Search code examples
haskellmediawikiparsec

Parsec start-of-row pattern?


I am trying to parse mediawiki text using Parsec. Some of the constructs in mediawiki markup can only occur at the start of rows (such as the header markup ==header level 2==). In regexp I would use an anchor (such as ^) to find the start of a line.

One attempt in GHCi is

Prelude Text.Parsec> parse (char '\n' *> string "==" *> many1 letter <* string "==") "" "\n==hej=="
Right "hej"

but this is not too good since it will fail on the first line of a file. I feel like this should be a solved problem...

What is the most idiomatic "Start of line" parsing in Parsec?


Solution

  • You can use getPosition and sourceColumn in order to find out the column number that the parser is currently looking at. The column number will be 1 if the current position is at the start of a line (such as at the start of input or after a \n or \r character).

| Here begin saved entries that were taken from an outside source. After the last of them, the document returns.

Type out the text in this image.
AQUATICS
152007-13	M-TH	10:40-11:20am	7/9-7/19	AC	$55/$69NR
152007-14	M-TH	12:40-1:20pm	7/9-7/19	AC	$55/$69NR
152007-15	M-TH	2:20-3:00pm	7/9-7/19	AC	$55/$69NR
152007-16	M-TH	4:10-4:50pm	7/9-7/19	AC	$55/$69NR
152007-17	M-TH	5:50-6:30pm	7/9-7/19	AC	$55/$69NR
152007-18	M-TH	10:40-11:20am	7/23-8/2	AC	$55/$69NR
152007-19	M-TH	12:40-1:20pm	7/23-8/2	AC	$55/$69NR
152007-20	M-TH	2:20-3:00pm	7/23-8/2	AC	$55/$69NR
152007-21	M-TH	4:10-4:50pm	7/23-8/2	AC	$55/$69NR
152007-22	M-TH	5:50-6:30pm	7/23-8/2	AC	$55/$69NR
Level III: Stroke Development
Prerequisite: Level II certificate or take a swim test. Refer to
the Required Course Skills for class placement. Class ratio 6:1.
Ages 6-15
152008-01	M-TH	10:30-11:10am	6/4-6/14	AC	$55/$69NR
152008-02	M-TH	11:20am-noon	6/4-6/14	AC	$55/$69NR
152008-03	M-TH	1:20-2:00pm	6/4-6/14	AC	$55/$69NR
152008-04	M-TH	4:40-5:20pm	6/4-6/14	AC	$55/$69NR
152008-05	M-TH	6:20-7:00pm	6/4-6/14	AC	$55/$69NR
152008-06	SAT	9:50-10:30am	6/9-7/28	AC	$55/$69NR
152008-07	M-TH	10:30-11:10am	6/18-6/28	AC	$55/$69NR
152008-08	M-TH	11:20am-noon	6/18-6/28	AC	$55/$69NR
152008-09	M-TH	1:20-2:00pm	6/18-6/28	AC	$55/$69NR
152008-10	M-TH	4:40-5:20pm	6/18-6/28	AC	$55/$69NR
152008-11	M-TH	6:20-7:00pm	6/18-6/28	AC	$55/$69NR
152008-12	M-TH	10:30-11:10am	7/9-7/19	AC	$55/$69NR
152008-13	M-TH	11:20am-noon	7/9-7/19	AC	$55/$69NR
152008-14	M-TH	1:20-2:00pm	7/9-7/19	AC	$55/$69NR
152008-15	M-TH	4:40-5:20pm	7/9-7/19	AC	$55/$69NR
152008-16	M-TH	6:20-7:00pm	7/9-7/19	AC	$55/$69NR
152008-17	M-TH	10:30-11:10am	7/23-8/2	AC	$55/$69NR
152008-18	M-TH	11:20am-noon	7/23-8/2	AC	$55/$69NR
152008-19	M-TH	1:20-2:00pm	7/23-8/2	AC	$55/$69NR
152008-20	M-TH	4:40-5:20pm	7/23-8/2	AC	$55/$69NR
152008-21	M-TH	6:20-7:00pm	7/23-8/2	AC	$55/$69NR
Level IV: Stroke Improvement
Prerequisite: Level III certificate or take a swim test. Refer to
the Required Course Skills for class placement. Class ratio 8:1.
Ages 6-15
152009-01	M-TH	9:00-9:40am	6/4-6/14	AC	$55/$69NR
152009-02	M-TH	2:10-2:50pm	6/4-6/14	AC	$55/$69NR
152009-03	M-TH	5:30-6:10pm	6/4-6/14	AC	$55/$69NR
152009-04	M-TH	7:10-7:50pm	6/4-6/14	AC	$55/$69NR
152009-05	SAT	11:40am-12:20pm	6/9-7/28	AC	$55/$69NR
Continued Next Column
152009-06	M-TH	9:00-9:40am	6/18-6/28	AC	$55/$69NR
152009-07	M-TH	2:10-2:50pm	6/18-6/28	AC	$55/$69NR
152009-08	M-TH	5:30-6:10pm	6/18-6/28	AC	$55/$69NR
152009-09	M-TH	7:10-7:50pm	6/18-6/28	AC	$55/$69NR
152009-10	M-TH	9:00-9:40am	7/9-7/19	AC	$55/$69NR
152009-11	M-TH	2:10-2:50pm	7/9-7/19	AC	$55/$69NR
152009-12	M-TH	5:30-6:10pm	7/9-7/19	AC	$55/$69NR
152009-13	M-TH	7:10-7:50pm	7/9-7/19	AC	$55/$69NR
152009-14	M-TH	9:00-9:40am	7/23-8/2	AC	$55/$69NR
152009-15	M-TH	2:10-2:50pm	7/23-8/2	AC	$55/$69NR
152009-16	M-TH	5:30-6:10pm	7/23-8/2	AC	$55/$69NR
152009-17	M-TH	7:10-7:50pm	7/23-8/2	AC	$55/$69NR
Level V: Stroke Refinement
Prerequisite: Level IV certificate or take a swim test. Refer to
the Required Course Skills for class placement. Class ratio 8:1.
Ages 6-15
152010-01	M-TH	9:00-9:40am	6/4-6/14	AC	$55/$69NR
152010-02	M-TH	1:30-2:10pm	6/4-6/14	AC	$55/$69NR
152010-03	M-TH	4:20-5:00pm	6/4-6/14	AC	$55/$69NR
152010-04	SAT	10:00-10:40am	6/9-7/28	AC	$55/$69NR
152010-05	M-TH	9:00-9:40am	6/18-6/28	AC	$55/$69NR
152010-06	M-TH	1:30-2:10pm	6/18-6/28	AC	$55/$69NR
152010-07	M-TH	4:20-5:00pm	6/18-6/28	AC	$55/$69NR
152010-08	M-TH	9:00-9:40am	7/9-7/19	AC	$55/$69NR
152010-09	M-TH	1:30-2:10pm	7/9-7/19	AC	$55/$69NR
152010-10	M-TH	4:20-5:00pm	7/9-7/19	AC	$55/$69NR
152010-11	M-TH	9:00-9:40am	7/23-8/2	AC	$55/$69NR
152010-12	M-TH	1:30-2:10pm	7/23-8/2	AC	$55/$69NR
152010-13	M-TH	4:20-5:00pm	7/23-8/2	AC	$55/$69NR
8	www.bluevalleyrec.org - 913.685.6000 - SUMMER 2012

    There isn't a built-in combinator for this, but you can easily make it:

    import Text.Parsec
    import Control.Monad (guard)
    
    startOfLine :: Monad m => ParsecT s u m ()
    startOfLine = do
        pos <- getPosition
        guard (sourceColumn pos == 1)
    

    Now you can write your header parser as:

    header = startOfLine *> string "==" *> many1 letter <* string "=="